A cancer charity started by Joe Biden gave out no money to research, and spent most of its contributions on staff salaries, federal filings show.
The Biden Cancer Initiative was founded in 2017 by the former vice president and his wife Jill Biden to “develop and drive implementation of solutions to accelerate progress in cancer prevention, detection, diagnosis, research and care and to reduce disparities in cancer outcomes,” according to its IRS mission statement. But it gave out no grants in its first two years, and spent millions on the salaries of former Washington DC aides it hired.
The charity took in $4,809,619 in contributions in fiscal years 2017 and 2018, and spent $3,070,301 on payroll in those two years. The group’s president, Gregory Simon, raked in $429,850 in fiscal 2018 (July 1, 2018 to June 30, 2019), according to the charity’s most recent federal tax filings.
Simon, a former Pfizer executive and longtime health care lobbyist who headed up the White House’s cancer task force in the Obama administration, saw his salary nearly double from the $224,539 he made in fiscal 2017, tax filings show.
Danielle Carnival, former chief of staff for Obama’s cancer initiative, the Cancer Moonshot Task Force, who took home $258,207 in 2018.
The group blew $56,738 on conferences and $59,356 on travel in 2018, The Post said. In 2019 the money spent on travel ballooned to $97,149, and another $742,953 was spent on conferences, it said.
Unfortunately, with all of the money flying around from the group, it listed the grants it gave as not a single dime.
Simon insisted that the charity was not designed to give out grants, but rather was done to accelerate treatment for everyone with no regard to their cultural or economic background.

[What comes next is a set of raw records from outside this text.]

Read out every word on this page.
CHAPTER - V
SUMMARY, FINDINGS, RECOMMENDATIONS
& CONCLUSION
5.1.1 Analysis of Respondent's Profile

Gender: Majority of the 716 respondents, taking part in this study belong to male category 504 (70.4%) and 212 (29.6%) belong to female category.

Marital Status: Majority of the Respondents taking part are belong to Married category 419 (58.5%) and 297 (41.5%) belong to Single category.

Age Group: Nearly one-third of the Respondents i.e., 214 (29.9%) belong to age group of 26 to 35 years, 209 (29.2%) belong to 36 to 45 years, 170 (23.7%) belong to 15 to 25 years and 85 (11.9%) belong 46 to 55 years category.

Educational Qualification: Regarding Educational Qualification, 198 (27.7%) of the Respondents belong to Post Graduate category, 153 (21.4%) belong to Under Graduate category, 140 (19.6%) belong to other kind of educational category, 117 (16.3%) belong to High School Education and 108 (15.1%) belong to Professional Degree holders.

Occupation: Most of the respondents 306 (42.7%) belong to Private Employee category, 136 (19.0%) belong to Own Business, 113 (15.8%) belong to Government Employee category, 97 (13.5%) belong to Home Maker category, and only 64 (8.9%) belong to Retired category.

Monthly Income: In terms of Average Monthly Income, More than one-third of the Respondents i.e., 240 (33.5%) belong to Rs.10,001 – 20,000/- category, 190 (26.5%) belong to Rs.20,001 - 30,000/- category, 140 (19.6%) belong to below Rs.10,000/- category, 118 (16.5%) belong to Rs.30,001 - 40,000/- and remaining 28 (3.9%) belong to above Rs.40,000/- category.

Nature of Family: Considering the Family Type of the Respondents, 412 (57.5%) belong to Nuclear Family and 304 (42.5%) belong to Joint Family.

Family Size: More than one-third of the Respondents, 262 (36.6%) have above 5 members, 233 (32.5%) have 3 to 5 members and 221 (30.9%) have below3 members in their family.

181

Biden, as vice president for former President Obama, headed the Cancer Moonshot Task Force after his son Beau tragically dies of a brain tumor in 2015. And after he left the White House his Biden Cancer Initiative was designed to continue his work.
“The Biden Cancer Initiative will develop and drive implementation of solutions to accelerate progress in cancer prevention, detection, diagnosis, research and care, and to reduce disparities in cancer outcomes. Through the Biden Cancer Initiative, Vice President and Dr. Biden strengthen their commitment to inject a sense of urgency into our cancer research and care systems and reimagine how the government, academia, non-profits and the private sector can better organize their resources and systems to collaborate to take on cancer, with the patient as the focus. The Initiative will be a major convening force in driving new actions and collaborations toward ending cancer as we know it,” it said in a press release in June, 2017.